Le jour où le désert est entré dans la ville


Le livre s’ouvre sur Luoes (anagramme de Séoul), texte portant en titre le nom de la ville qui servira de décor aux sept autres nouvelles du recueil.  Dans ce premier récit, une jeune serveuse de Mac Do qui vient pour la première fois dans la capitale pour y voir le sable jaune du désert envahir les rues, n’y trouve qu’un lieu dénué de vie et des habitants absorbés par leur téléphone avec une incroyable indifférence de chacun à ceux qui l’entourent. Un accident mortel vient corroborer cette première impression : alors qu’il vient de renverser un livreur en deux roues, le chauffeur sort de son véhicule pour manifester vivement son agacement face à ce contretemps qui va le mettre en retard, sans avoir le moindre geste ou mot pour le blessé gisant au sol dans son sang. La visiteuse choquée en décodera désormais autrement la luxueuse métropole aux impersonnelles tours de verre et les somnambules robotisés, sans âme et à la brutalité froide et larvée qui en occupent l’espace public sous le regard des caméras et des agents de sécurité.
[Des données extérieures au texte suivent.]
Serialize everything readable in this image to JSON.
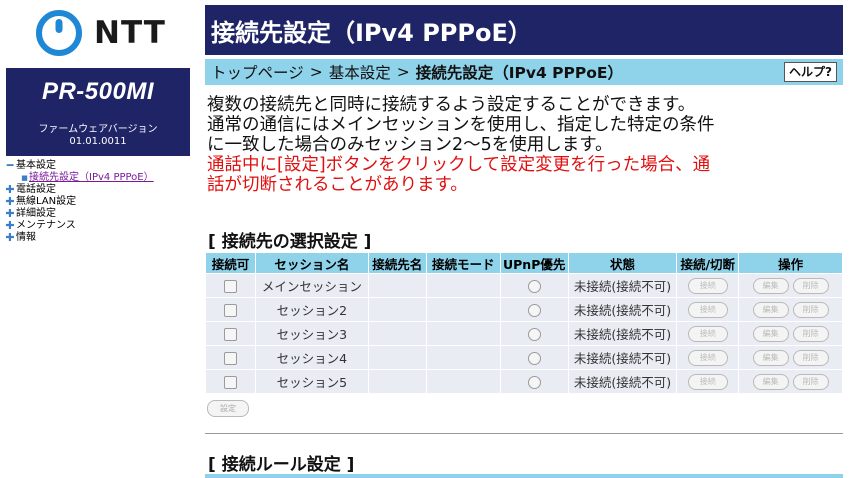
{
  "sidebar": {
    "logo_text": "NTT",
    "model": "PR-500MI",
    "firmware_label": "ファームウェアバージョン",
    "firmware_version": "01.01.0011",
    "nav": [
      {
        "mark": "━",
        "label": "基本設定"
      },
      {
        "mark": "■",
        "label": "接続先設定（IPv4 PPPoE）",
        "sub": true
      },
      {
        "mark": "✚",
        "label": "電話設定"
      },
      {
        "mark": "✚",
        "label": "無線LAN設定"
      },
      {
        "mark": "✚",
        "label": "詳細設定"
      },
      {
        "mark": "✚",
        "label": "メンテナンス"
      },
      {
        "mark": "✚",
        "label": "情報"
      }
    ]
  },
  "header": {
    "title": "接続先設定（IPv4 PPPoE）",
    "breadcrumb": [
      "トップページ",
      "基本設定",
      "接続先設定（IPv4 PPPoE）"
    ],
    "breadcrumb_sep": ">",
    "help_label": "ヘルプ?"
  },
  "description": {
    "line1": "複数の接続先と同時に接続するよう設定することができます。",
    "line2": "通常の通信にはメインセッションを使用し、指定した特定の条件",
    "line3": "に一致した場合のみセッション2〜5を使用します。",
    "warn1": "通話中に[設定]ボタンをクリックして設定変更を行った場合、通",
    "warn2": "話が切断されることがあります。"
  },
  "colors": {
    "accent_navy": "#1e2466",
    "accent_cyan": "#8fd3ea",
    "warning": "#e01010"
  },
  "sessions_section": {
    "title": "[ 接続先の選択設定 ]",
    "columns": [
      "接続可",
      "セッション名",
      "接続先名",
      "接続モード",
      "UPnP優先",
      "状態",
      "接続/切断",
      "操作"
    ],
    "rows": [
      {
        "name": "メインセッション",
        "status": "未接続(接続不可)",
        "connect_label": "接続",
        "edit_label": "編集",
        "delete_label": "削除"
      },
      {
        "name": "セッション2",
        "status": "未接続(接続不可)",
        "connect_label": "接続",
        "edit_label": "編集",
        "delete_label": "削除"
      },
      {
        "name": "セッション3",
        "status": "未接続(接続不可)",
        "connect_label": "接続",
        "edit_label": "編集",
        "delete_label": "削除"
      },
      {
        "name": "セッション4",
        "status": "未接続(接続不可)",
        "connect_label": "接続",
        "edit_label": "編集",
        "delete_label": "削除"
      },
      {
        "name": "セッション5",
        "status": "未接続(接続不可)",
        "connect_label": "接続",
        "edit_label": "編集",
        "delete_label": "削除"
      }
    ],
    "set_button": "設定"
  },
  "rules_section": {
    "title": "[ 接続ルール設定 ]"
  }
}
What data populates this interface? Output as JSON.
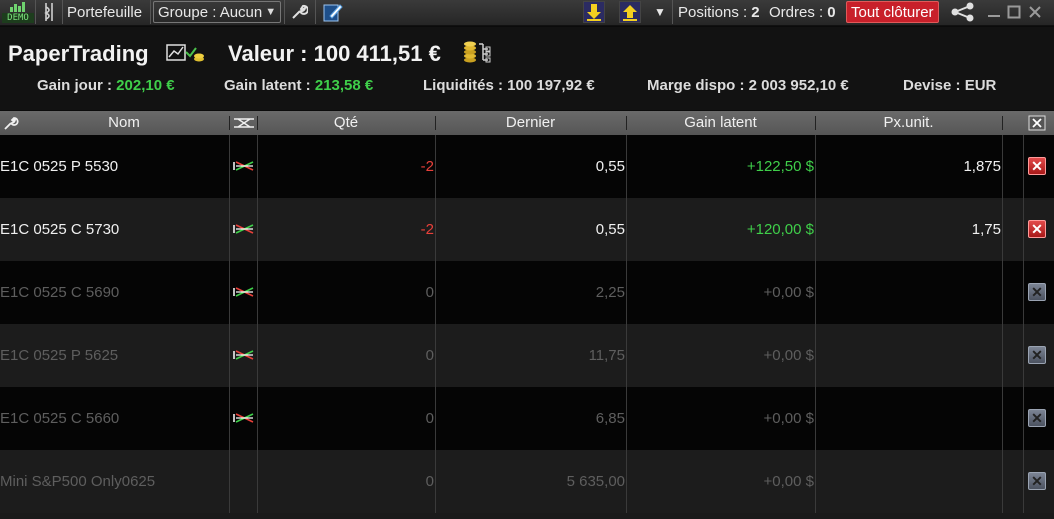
{
  "toolbar": {
    "demo_badge": "DEMO",
    "portfolio_label": "Portefeuille",
    "group_label": "Groupe : Aucun",
    "positions_label": "Positions :",
    "positions_count": "2",
    "orders_label": "Ordres :",
    "orders_count": "0",
    "close_all_label": "Tout clôturer"
  },
  "summary": {
    "account_name": "PaperTrading",
    "value_text": "Valeur : 100 411,51 €",
    "gain_day_label": "Gain jour :",
    "gain_day_value": "202,10 €",
    "gain_latent_label": "Gain latent :",
    "gain_latent_value": "213,58 €",
    "liquidity_text": "Liquidités : 100 197,92 €",
    "margin_text": "Marge dispo : 2 003 952,10 €",
    "currency_text": "Devise : EUR"
  },
  "table": {
    "columns": {
      "name": "Nom",
      "qty": "Qté",
      "last": "Dernier",
      "gain": "Gain latent",
      "unit_price": "Px.unit."
    },
    "rows": [
      {
        "name": "E1C 0525 P 5530",
        "qty": "-2",
        "last": "0,55",
        "gain": "+122,50 $",
        "unit_price": "1,875"
      },
      {
        "name": "E1C 0525 C 5730",
        "qty": "-2",
        "last": "0,55",
        "gain": "+120,00 $",
        "unit_price": "1,75"
      },
      {
        "name": "E1C 0525 C 5690",
        "qty": "0",
        "last": "2,25",
        "gain": "+0,00 $",
        "unit_price": ""
      },
      {
        "name": "E1C 0525 P 5625",
        "qty": "0",
        "last": "11,75",
        "gain": "+0,00 $",
        "unit_price": ""
      },
      {
        "name": "E1C 0525 C 5660",
        "qty": "0",
        "last": "6,85",
        "gain": "+0,00 $",
        "unit_price": ""
      },
      {
        "name": "Mini S&P500 Only0625",
        "qty": "0",
        "last": "5 635,00",
        "gain": "+0,00 $",
        "unit_price": ""
      }
    ]
  },
  "colors": {
    "positive": "#3fcf4a",
    "negative": "#e8403a",
    "close_all_bg": "#c8202a",
    "header_bg": "#5e5e5e"
  },
  "icons": [
    "demo-icon",
    "portfolio-icon",
    "wrench-icon",
    "edit-icon",
    "arrow-down-icon",
    "arrow-up-icon",
    "chevron-down-icon",
    "share-icon",
    "minimize-icon",
    "maximize-icon",
    "close-icon",
    "chart-coins-icon",
    "coins-icon",
    "strategy-icon",
    "delete-icon",
    "settings-icon"
  ]
}
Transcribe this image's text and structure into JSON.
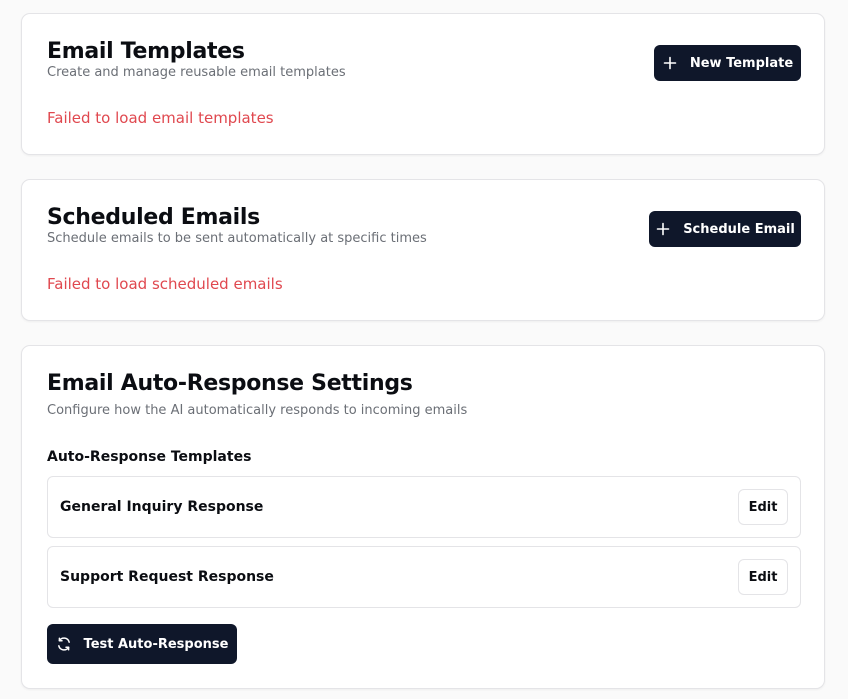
{
  "templates_card": {
    "title": "Email Templates",
    "subtitle": "Create and manage reusable email templates",
    "new_button_label": "New Template",
    "error": "Failed to load email templates"
  },
  "scheduled_card": {
    "title": "Scheduled Emails",
    "subtitle": "Schedule emails to be sent automatically at specific times",
    "schedule_button_label": "Schedule Email",
    "error": "Failed to load scheduled emails"
  },
  "auto_response_card": {
    "title": "Email Auto-Response Settings",
    "subtitle": "Configure how the AI automatically responds to incoming emails",
    "section_label": "Auto-Response Templates",
    "templates": [
      {
        "name": "General Inquiry Response",
        "edit_label": "Edit"
      },
      {
        "name": "Support Request Response",
        "edit_label": "Edit"
      }
    ],
    "test_button_label": "Test Auto-Response"
  },
  "icons": {
    "plus": "plus-icon",
    "refresh": "refresh-icon"
  },
  "colors": {
    "primary_button": "#0f172a",
    "error_text": "#e0484f",
    "muted_text": "#6b6f76",
    "border": "#e4e4e7"
  }
}
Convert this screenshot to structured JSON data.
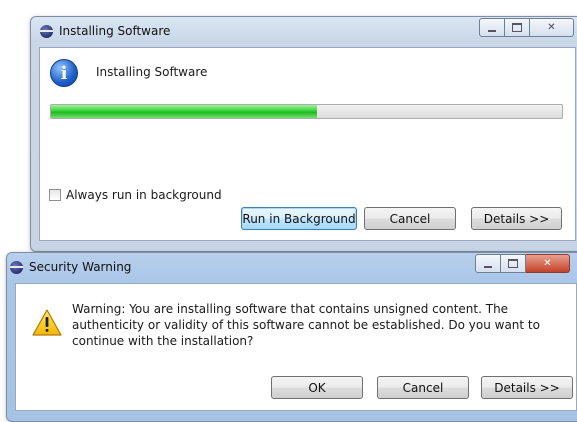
{
  "install_dialog": {
    "title": "Installing Software",
    "window_controls": {
      "minimize": "minimize-icon",
      "maximize": "maximize-icon",
      "close": "close-icon"
    },
    "heading": "Installing Software",
    "progress_percent": 52,
    "progress_color": "#3ad23a",
    "checkbox_label": "Always run in background",
    "checkbox_checked": false,
    "buttons": {
      "run_in_background": "Run in Background",
      "cancel": "Cancel",
      "details": "Details >>"
    }
  },
  "security_dialog": {
    "title": "Security Warning",
    "window_controls": {
      "minimize": "minimize-icon",
      "maximize": "maximize-icon",
      "close": "close-icon"
    },
    "message": "Warning: You are installing software that contains unsigned content. The authenticity or validity of this software cannot be established. Do you want to continue with the installation?",
    "buttons": {
      "ok": "OK",
      "cancel": "Cancel",
      "details": "Details >>"
    }
  }
}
La scène à laquelle elle avait précédemment assisté dans le métro, avec un vendeur d’enveloppes s’étant fait expulser manu militari du compartiment sur la demande d’un homme que cela dérangeait dans sa lecture de la Bible, aurait déjà dû l’alerter sur l’enfer policé que cache cette ville fantôme.
Einmal relate les étranges et fugaces retrouvailles de hasard d’un homme et d’une femme tandis qu’avec Neige, une jeune femme venant d’apprendre par les réseaux sociaux la mort d’une de ses amies rencontrée lors de ses études de cinéma en France, laisse remonter à la surface les souvenirs d’une nuit enneigée et magique passée ensemble dans la salle de montage de l’université.
Fugue met en scène l’escapade réelle ou fantasmée d‘un adolescent solitaire dans une ville non dépourvue de mauvaises rencontres, tandis que dans Ouïe une adolescente se rend sourde à force d'écouteurs enfoncés dans les oreilles pour ne plus subir l’invasion sonore permanente que lui impose sa mère ou qu’une autre dans Canicule,  une jeune sportive brillante, passe brutalement pour cause d’homosexualité du rang de vedette adulée par ses camarades à celui de victime désignée du harcèlement scolaire.
La vie n’est pas plus rose pour ces adultes rejetés que sont cette alcoolique qui partage avec un chat – peut-être imaginaire – les croquettes qu’elle vient d’acheter au supermarché (Perles) ou le SDF de Pyromane qui, squattant dans une tour historique en ruine et se nourrissant de déchets, finira par exprimer de façon radicale sa colère par un grand feu. « Le spectacle va bientôt commencer. Dans les voitures, sur les trottoirs et dans les tours environnantes, les gens vont s’arrêter pour l’admirer. Ils seront absorbés par lui. » (Pyromane)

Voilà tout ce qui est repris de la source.